Nazwisk zakończonych na ‑e i ‑o można nie odmieniać, gdy występują razem z imieniem lub jakimś odmienianym wyrazem pospolitym nazywającym osobę, np. gol Grzegorza Lato (lub Grzegorza Laty), kolekcja mistrza Versace (lub mistrza Versacego). Czyli w tym przypadku można powiedzieć "zgodzę się z ministrem Ziobro".

To tak na marginesie.
Nie chcę nikogo urazić, ale jestem zwolennikiem poprawnego używania polszczyzny.

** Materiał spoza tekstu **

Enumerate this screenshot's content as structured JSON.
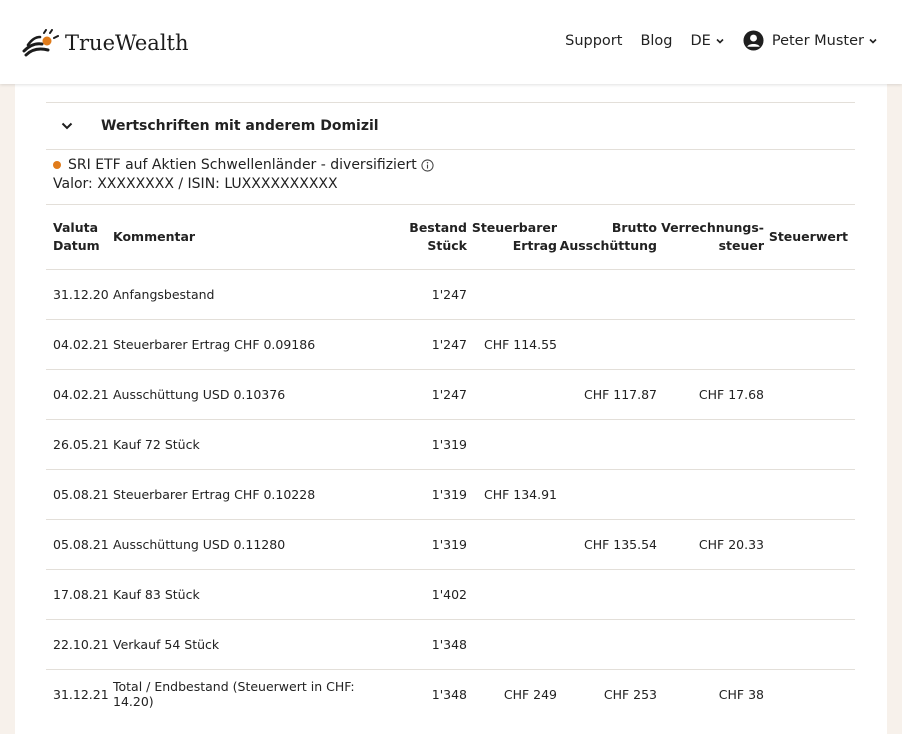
{
  "header": {
    "brand": "TrueWealth",
    "nav": {
      "support": "Support",
      "blog": "Blog",
      "language": "DE",
      "user": "Peter Muster"
    }
  },
  "section": {
    "title": "Wertschriften mit anderem Domizil",
    "security": {
      "name": "SRI ETF auf Aktien Schwellenländer - diversifiziert",
      "ids": "Valor: XXXXXXXX / ISIN: LUXXXXXXXXXX",
      "dot_color": "#e07b1a"
    }
  },
  "table": {
    "headers": {
      "date_1": "Valuta",
      "date_2": "Datum",
      "comment": "Kommentar",
      "qty_1": "Bestand",
      "qty_2": "Stück",
      "taxable_1": "Steuerbarer",
      "taxable_2": "Ertrag",
      "gross_1": "Brutto",
      "gross_2": "Ausschüttung",
      "wht_1": "Verrechnungs-",
      "wht_2": "steuer",
      "taxvalue": "Steuerwert"
    },
    "rows": [
      {
        "date": "31.12.20",
        "comment": "Anfangsbestand",
        "qty": "1'247",
        "taxable": "",
        "gross": "",
        "wht": "",
        "taxvalue": ""
      },
      {
        "date": "04.02.21",
        "comment": "Steuerbarer Ertrag CHF 0.09186",
        "qty": "1'247",
        "taxable": "CHF 114.55",
        "gross": "",
        "wht": "",
        "taxvalue": ""
      },
      {
        "date": "04.02.21",
        "comment": "Ausschüttung USD 0.10376",
        "qty": "1'247",
        "taxable": "",
        "gross": "CHF 117.87",
        "wht": "CHF 17.68",
        "taxvalue": ""
      },
      {
        "date": "26.05.21",
        "comment": "Kauf 72 Stück",
        "qty": "1'319",
        "taxable": "",
        "gross": "",
        "wht": "",
        "taxvalue": ""
      },
      {
        "date": "05.08.21",
        "comment": "Steuerbarer Ertrag CHF 0.10228",
        "qty": "1'319",
        "taxable": "CHF 134.91",
        "gross": "",
        "wht": "",
        "taxvalue": ""
      },
      {
        "date": "05.08.21",
        "comment": "Ausschüttung USD 0.11280",
        "qty": "1'319",
        "taxable": "",
        "gross": "CHF 135.54",
        "wht": "CHF 20.33",
        "taxvalue": ""
      },
      {
        "date": "17.08.21",
        "comment": "Kauf 83 Stück",
        "qty": "1'402",
        "taxable": "",
        "gross": "",
        "wht": "",
        "taxvalue": ""
      },
      {
        "date": "22.10.21",
        "comment": "Verkauf 54 Stück",
        "qty": "1'348",
        "taxable": "",
        "gross": "",
        "wht": "",
        "taxvalue": ""
      },
      {
        "date": "31.12.21",
        "comment": "Total / Endbestand (Steuerwert in CHF: 14.20)",
        "qty": "1'348",
        "taxable": "CHF 249",
        "gross": "CHF 253",
        "wht": "CHF 38",
        "taxvalue": ""
      }
    ]
  }
}
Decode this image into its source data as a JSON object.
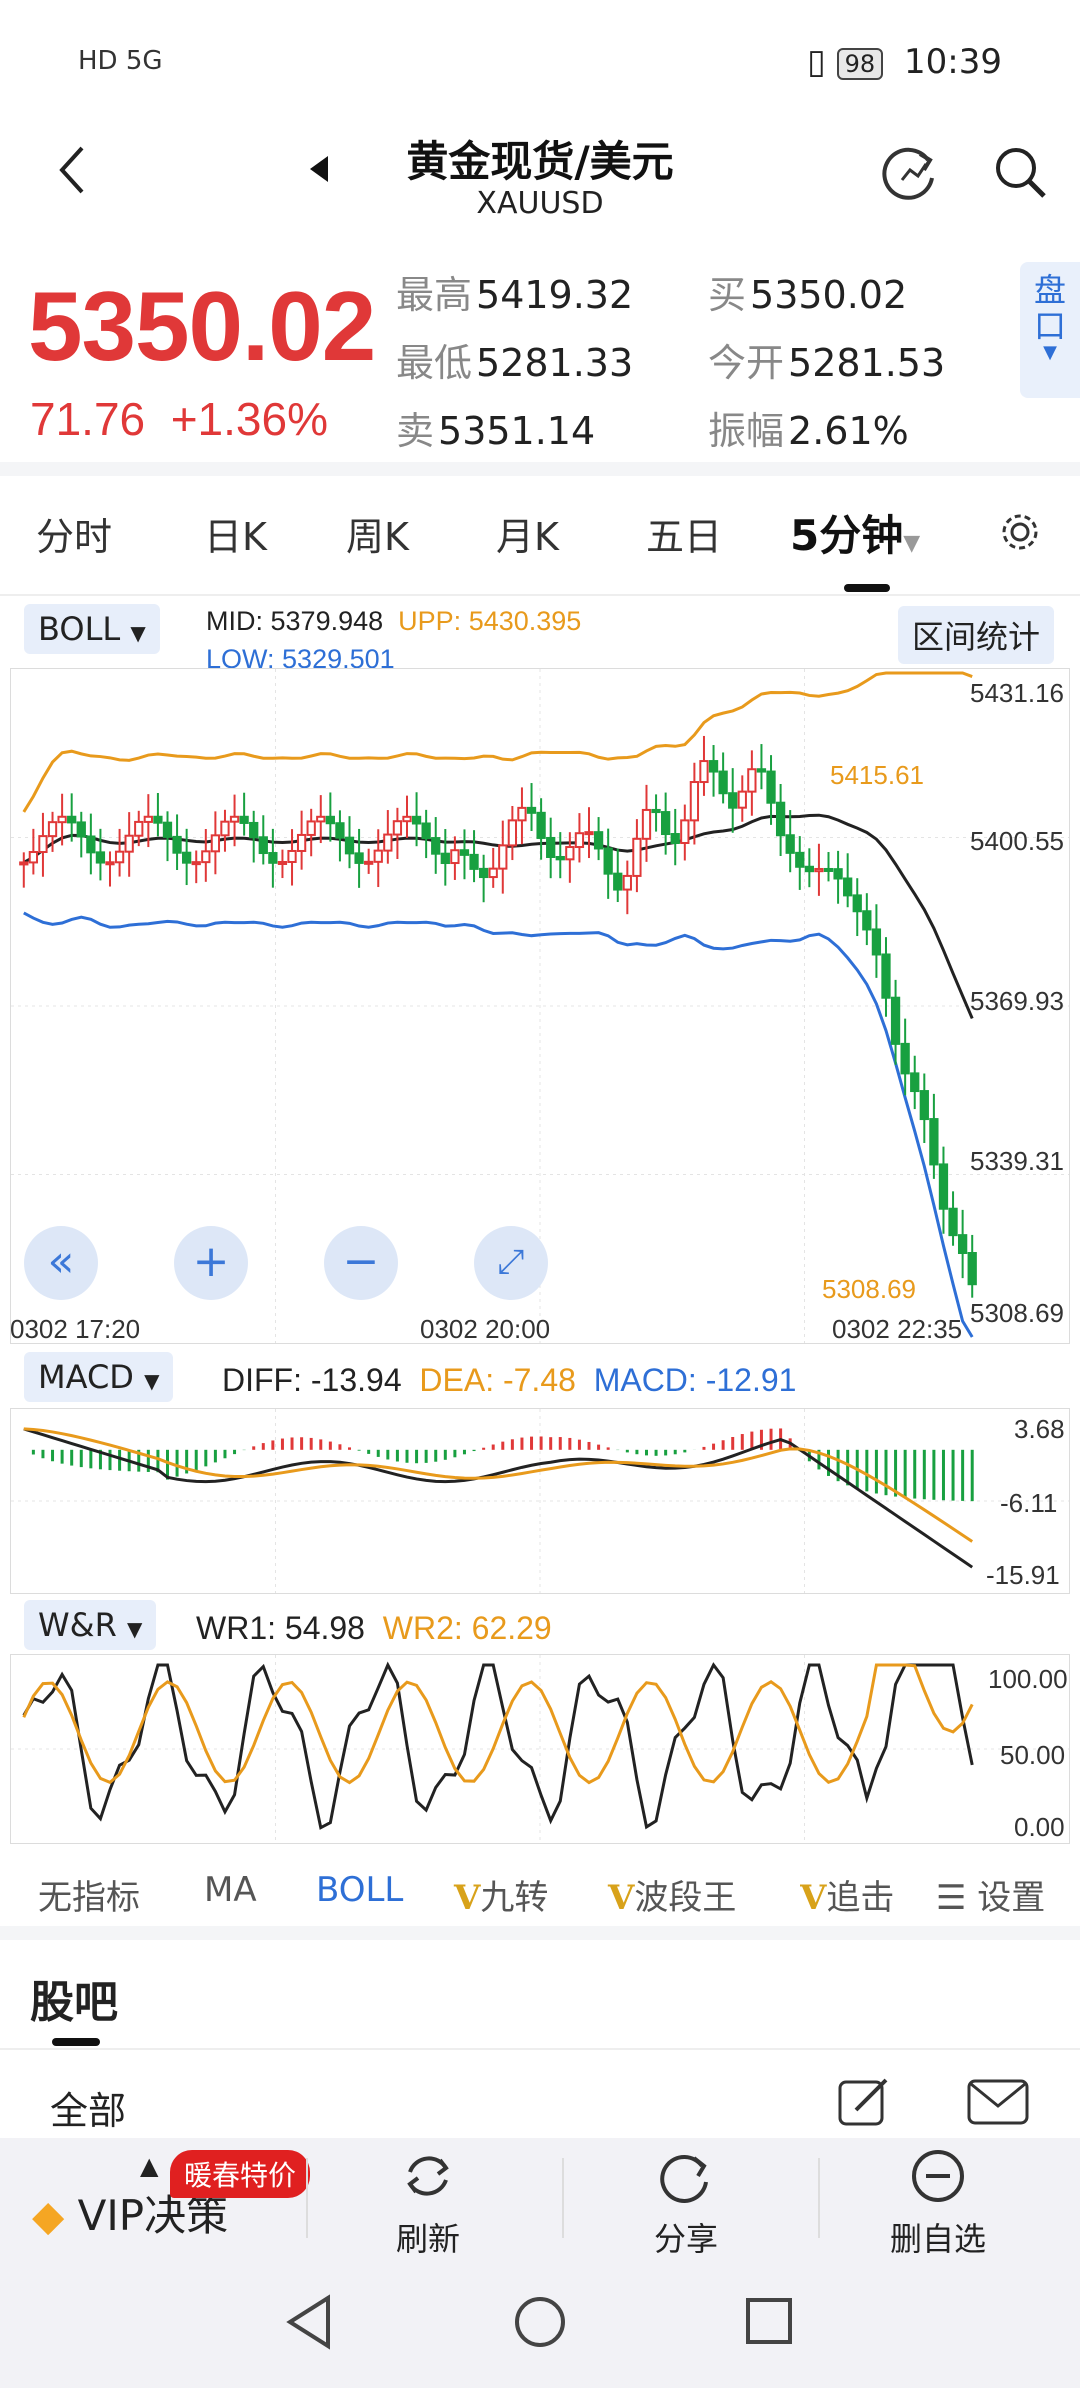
{
  "status_bar": {
    "left": "HD 5G",
    "battery": "98",
    "time": "10:39"
  },
  "header": {
    "title": "黄金现货/美元",
    "subtitle": "XAUUSD"
  },
  "quote": {
    "price": "5350.02",
    "change": "71.76",
    "change_pct": "+1.36%",
    "high_label": "最高",
    "high": "5419.32",
    "low_label": "最低",
    "low": "5281.33",
    "sell_label": "卖",
    "sell": "5351.14",
    "buy_label": "买",
    "buy": "5350.02",
    "open_label": "今开",
    "open": "5281.53",
    "amp_label": "振幅",
    "amp": "2.61%",
    "pankou": "盘口"
  },
  "tabs": [
    "分时",
    "日K",
    "周K",
    "月K",
    "五日",
    "5分钟"
  ],
  "active_tab": "5分钟",
  "main_chart": {
    "indicator": "BOLL",
    "mid_label": "MID:",
    "mid": "5379.948",
    "upp_label": "UPP:",
    "upp": "5430.395",
    "low_label": "LOW:",
    "low": "5329.501",
    "range_stat": "区间统计",
    "y_ticks": [
      "5431.16",
      "5400.55",
      "5369.93",
      "5339.31",
      "5308.69"
    ],
    "x_ticks": [
      "0302  17:20",
      "0302  20:00",
      "0302  22:35"
    ],
    "hi_annot": "5415.61",
    "lo_annot": "5308.69"
  },
  "macd": {
    "indicator": "MACD",
    "diff": "DIFF: -13.94",
    "dea": "DEA: -7.48",
    "macd": "MACD: -12.91",
    "y_ticks": [
      "3.68",
      "-6.11",
      "-15.91"
    ]
  },
  "wr": {
    "indicator": "W&R",
    "wr1": "WR1: 54.98",
    "wr2": "WR2: 62.29",
    "y_ticks": [
      "100.00",
      "50.00",
      "0.00"
    ]
  },
  "indicator_tabs": [
    "无指标",
    "MA",
    "BOLL",
    "九转",
    "波段王",
    "追击",
    "设置"
  ],
  "v_mark": "V",
  "guba": {
    "title": "股吧",
    "filter": "全部"
  },
  "bottom_nav": {
    "badge": "暖春特价",
    "vip": "VIP决策",
    "refresh": "刷新",
    "share": "分享",
    "remove": "删自选"
  },
  "colors": {
    "up": "#e03838",
    "down": "#18a040",
    "accent": "#2e6fd6",
    "orange": "#e89a1c"
  }
}
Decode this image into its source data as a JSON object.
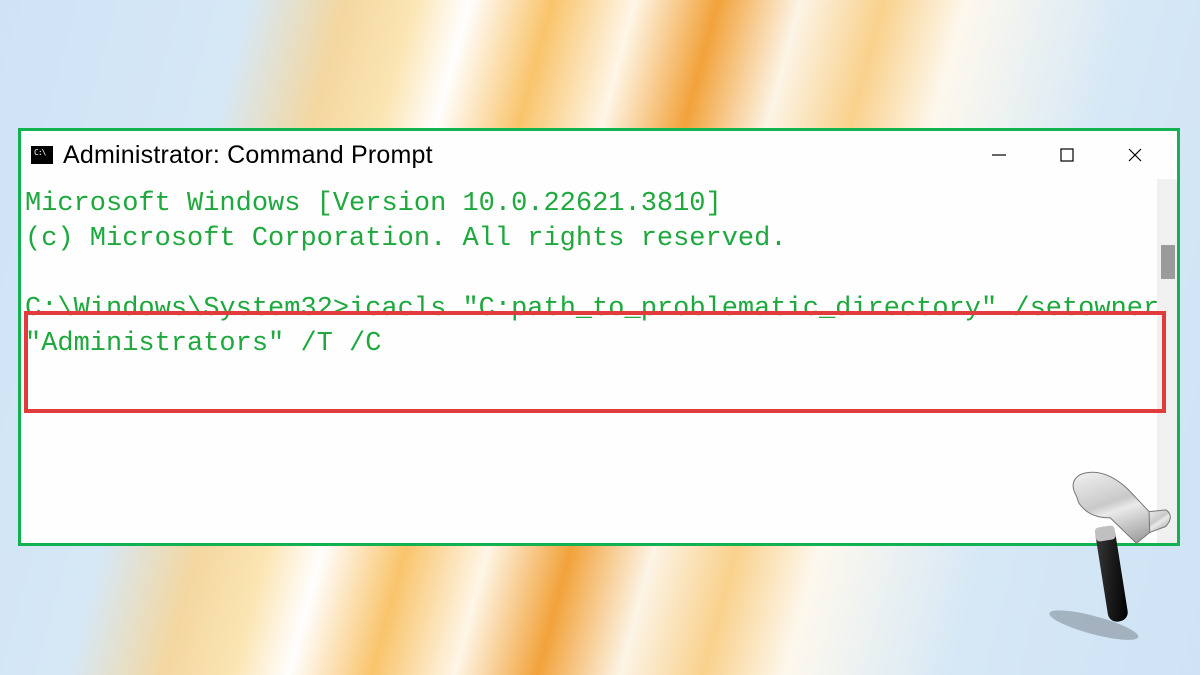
{
  "window": {
    "title": "Administrator: Command Prompt"
  },
  "terminal": {
    "line1": "Microsoft Windows [Version 10.0.22621.3810]",
    "line2": "(c) Microsoft Corporation. All rights reserved.",
    "blank": "",
    "prompt": "C:\\Windows\\System32>",
    "command": "icacls \"C:path_to_problematic_directory\" /setowner \"Administrators\" /T /C"
  },
  "colors": {
    "terminalText": "#1ea83d",
    "outerHighlight": "#11b24f",
    "commandHighlight": "#e13b3b"
  }
}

Użytkownik: Maxim212 04.08.2006 13:40 napisał(a):
Odpowiedź na: Wczoraj było głośno, o ka... | Makao
A ja jestem przeciw karze śmieci. Przyczyna jest prosta. Nasze sądownictwo wielokrotnie udowodniło, że nie zasługuje na zaufanie społeczne. Od czasu jak czynny sędzia Sądu Najwyższego kandydował na prezydenta straciłem całkowicie zaufanie do wymiaru sprawiedliwośći.
Użytkownik: veverica 04.08.2006 13:46 napisał(a):
Odpowiedź na: Wczoraj było głośno, o ka... | Makao
Przeciw. Dlaczego, to już pisałam w poprzednim, tasiemcowym, burzliwym wątku o karze śmierci i więcej nie mam ochoty.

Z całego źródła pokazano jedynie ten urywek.